Há 20 anos no poder, coalizão centro-esquerdista envelhece, perde o norte ideológico e chega dividida à votação

Seja qual for o resultado das eleições chilenas de amanhã, a Concertação - coalizão de partidos de centro-esquerda que governa o país há 20 anos - estará em uma encruzilhada. A última vez que a direita conseguiu eleger um presidente no Chile foi em 1958. Agora, o conservador Sebastián Piñera é de longe o favorito no primeiro turno - e, mesmo se perder, será por margem estreita.

"Ainda que no segundo turno a esquerda consiga se unir na última hora para evitar a derrota, está cada vez mais claro que a Concertação precisará de uma reformulação completa", diz o historiador chileno Joaquín Fernandois, lembrando a derrota sofrida pela coalizão governista em outubro, nas eleições regionais - quando a esquerda perdeu 56 de seus 203 prefeitos.

A coalizão inclui socialistas, social-democratas e democratas cristãos. Foi formada em 1986 e ganhou força na campanha pelo "não", no plebiscito convocado dois anos mais tarde para decidir se Augusto Pinochet deveria permanecer no poder. O nome do movimento era "Concertação dos Partidos pelo Não". O "não" venceu por 56% a 44%.

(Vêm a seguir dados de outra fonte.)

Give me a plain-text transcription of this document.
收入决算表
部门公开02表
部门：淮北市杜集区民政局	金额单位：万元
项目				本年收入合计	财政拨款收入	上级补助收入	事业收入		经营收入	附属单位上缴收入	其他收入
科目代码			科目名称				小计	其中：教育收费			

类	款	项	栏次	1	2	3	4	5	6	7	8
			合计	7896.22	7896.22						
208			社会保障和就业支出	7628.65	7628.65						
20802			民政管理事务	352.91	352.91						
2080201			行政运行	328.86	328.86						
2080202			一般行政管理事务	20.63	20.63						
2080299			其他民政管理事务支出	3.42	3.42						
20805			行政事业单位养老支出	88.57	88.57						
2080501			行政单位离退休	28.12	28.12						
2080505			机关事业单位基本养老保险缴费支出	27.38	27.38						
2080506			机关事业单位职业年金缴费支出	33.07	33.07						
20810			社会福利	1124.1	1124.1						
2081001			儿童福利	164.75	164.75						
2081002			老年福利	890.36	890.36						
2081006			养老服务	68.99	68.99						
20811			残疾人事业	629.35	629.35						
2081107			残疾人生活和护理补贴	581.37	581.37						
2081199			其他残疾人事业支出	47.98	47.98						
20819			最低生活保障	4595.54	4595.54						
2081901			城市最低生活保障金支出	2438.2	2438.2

Nas eleições de 1989, a Concertação elegeu Patricio Aylwin, com 55% dos votos, e deu início à trajetória na direção da hegemonia sobre o Legislativo e os governos locais que duraria essas duas décadas. Agora, as causas da maior crise da história da Concertação chilena estão ligadas a três fatores, segundo analistas.

O primeiro é a falta de renovação de seu quadro de líderes. Nesses 20 anos, a direita reinventou-se para livrar-se da sombra da ditadura Pinochet, limpou os resquícios de autoritarismo de seu discurso e incorporou em sua agenda a defesa de "objetivos sociais" para atrair um eleitorado mais de centro.

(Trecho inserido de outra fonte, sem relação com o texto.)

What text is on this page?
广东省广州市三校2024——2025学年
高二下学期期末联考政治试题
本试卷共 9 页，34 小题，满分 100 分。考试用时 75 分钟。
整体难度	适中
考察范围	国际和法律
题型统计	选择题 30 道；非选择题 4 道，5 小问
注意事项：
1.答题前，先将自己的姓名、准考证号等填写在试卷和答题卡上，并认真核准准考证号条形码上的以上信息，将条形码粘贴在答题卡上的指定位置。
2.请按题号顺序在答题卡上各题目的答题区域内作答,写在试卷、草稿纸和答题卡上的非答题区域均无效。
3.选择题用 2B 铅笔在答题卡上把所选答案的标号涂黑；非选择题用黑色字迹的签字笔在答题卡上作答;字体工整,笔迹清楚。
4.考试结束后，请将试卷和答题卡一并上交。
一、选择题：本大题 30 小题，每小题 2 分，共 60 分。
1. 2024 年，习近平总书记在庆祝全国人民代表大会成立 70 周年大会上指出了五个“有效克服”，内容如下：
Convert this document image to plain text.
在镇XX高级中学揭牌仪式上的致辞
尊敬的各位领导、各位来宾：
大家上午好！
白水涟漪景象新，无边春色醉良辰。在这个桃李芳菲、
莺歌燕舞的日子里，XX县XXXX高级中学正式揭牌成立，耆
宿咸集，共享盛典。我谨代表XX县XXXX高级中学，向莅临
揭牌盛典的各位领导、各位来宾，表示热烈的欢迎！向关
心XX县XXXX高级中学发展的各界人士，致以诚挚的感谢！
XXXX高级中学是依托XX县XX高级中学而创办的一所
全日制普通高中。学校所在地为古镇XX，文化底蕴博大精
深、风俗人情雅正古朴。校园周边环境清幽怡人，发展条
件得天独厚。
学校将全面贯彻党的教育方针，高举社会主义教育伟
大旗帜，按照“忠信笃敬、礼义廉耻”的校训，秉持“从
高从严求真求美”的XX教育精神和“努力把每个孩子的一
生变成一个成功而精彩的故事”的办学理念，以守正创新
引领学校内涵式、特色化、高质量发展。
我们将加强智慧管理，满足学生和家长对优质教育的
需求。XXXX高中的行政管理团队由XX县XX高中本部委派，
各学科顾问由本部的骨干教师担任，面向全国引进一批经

Já a Concertação apostou nos mesmos líderes. Seu atual candidato, Eduardo Frei, por exemplo, foi presidente entre 1996 e 2000.

O segundo fator da crise da coalizão está ligado a um certo desnorteamento ideológico, que dificulta a coesão. "De fato, cada vez mais o modelo de país defendido pela direita e pela esquerda chilena se parecem em muitos aspectos", diz o analista Eugenio Guzmán, professor da Faculdade de Governo da Universidade de Desenvolvimento, em Santiago.

Todos no Chile acreditam no benefícios da abertura e da responsabilidade fiscal e na necessidade de políticas para promover a inserção competitiva do país no mundo globalizado. A incorporação do elemento social no discurso da direita acabou por reduzir ainda mais as diferenças.

A terceira razão da crise da Concertação está relacionada à fragmentação. Nestas eleições, por exemplo, concorrem com Piñera três políticos cujas origens estão ligadas ao grupo: Frei, o socialista Jorge Arrate e o independente Marco Enríquez-Ominami. Com um discurso bastante crítico à coalizão, Ominami é sem dúvida o que mais alterou o cenário eleitoral.